The Protection of Hepatocyte Cells from the Effects of Oxidative Stress by Treatment with Vitamin E in Conjunction with DTT

1Department of Physical Therapy, School of Medical and Health Sciences, Fooyin University, Kaohsiung 83102, Taiwan
2School of Nutrition and Institute of Nutrition, College of Health Care, China Medical University, Taichung 40402, Taiwan
3School of Nutrition, College of Health Care and Management, Chung Shan Medical University, Taichung 40203, Taiwan
4Graduate Institute of Cancer Biology, College of Medicine, China Medical University, Taichung 40402, Taiwan
5Center for Molecular Medicine, College of Medicine, China Medical University, Taichung 40402, Taiwan

Received 16 November 2009; Accepted 25 March 2010

Academic Editor: George E. Plopper

Copyright © 2010 Jen-Hsiang Tsai et al. This is an open access article distributed under the Creative Commons Attribution License, which permits unrestricted use, distribution, and reproduction in any medium, provided the original work is properly cited.
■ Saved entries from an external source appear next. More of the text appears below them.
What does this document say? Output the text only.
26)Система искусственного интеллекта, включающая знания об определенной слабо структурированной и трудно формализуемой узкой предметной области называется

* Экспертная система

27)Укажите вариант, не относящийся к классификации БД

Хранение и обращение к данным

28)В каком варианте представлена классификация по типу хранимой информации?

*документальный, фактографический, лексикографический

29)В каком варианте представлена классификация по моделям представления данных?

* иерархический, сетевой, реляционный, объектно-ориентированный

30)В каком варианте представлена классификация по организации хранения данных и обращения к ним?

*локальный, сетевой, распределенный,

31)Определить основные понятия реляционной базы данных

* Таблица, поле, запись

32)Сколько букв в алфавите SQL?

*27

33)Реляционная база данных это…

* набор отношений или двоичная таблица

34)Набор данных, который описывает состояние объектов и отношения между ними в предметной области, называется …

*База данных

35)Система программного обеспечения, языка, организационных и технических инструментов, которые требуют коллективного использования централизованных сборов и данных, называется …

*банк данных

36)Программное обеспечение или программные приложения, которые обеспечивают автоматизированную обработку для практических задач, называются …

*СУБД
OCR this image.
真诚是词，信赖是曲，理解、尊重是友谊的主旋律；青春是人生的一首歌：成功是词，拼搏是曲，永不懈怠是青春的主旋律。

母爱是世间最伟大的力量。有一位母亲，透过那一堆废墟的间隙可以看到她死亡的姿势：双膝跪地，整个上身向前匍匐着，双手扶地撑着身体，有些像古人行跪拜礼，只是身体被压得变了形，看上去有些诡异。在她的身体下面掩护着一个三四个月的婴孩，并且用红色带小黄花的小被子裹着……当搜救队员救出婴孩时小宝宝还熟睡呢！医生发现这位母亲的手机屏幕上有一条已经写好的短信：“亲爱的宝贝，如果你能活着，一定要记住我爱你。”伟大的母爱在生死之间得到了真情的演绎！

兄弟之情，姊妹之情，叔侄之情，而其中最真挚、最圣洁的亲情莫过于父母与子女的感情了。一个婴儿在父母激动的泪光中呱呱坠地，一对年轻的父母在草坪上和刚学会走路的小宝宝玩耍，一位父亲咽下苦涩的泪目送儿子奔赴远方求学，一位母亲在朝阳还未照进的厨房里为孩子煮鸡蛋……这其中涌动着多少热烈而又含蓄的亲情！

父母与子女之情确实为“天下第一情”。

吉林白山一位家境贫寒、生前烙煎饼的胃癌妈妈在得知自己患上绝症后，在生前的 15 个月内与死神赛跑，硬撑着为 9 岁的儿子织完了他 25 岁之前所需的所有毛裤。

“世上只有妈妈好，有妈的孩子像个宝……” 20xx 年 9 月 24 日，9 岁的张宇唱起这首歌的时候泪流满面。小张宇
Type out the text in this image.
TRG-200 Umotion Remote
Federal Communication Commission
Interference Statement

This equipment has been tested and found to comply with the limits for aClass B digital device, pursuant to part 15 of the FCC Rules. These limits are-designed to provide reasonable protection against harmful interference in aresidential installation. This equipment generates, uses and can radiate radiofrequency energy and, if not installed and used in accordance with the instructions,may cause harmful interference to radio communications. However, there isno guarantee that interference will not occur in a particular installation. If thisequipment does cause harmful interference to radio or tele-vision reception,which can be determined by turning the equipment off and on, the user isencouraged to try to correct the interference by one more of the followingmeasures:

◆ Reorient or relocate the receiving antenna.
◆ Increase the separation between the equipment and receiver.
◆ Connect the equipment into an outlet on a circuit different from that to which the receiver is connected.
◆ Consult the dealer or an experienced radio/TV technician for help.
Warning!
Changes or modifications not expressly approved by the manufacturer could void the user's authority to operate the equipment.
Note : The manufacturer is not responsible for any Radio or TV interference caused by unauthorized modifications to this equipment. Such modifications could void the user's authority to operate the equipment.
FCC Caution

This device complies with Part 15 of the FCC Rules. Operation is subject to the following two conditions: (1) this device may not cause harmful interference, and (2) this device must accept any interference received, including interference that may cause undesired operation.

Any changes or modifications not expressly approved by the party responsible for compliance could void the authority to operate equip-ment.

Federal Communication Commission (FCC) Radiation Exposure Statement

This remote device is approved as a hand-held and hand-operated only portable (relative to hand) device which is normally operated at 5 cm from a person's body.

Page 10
We investigated the effect of vitamin E on membrane protein thiols under oxidative stress, which we induced by treating hepatocytes with tert-butyl hydroperoxide (TBH) for 60 mins. Those cells which we pretreated with vitamin E formed fewer blebs (22.3% compared to 60.0% in nonvitamin E-treated cells) and maintained cytosolic calcium concentration and the number of membrane protein thiols instead of showing the usual symptoms in cells undergoing oxidative stress. Dithiothreitol (DTT) also commonly reduces bleb formation in hepatocytes affected by TBH. However, our experiments clearly demonstrate that DTT does not prevent the changes in cytosolic calcium and membrane protein thiols in the blebbing cells. Consequently, we decided to pretreat cells with both DTT and vitamin E and found that the influence of TBH was entirely prevented. These findings may provide us with a new aspect for investigating the mechanism of bleb formation under oxidative stress.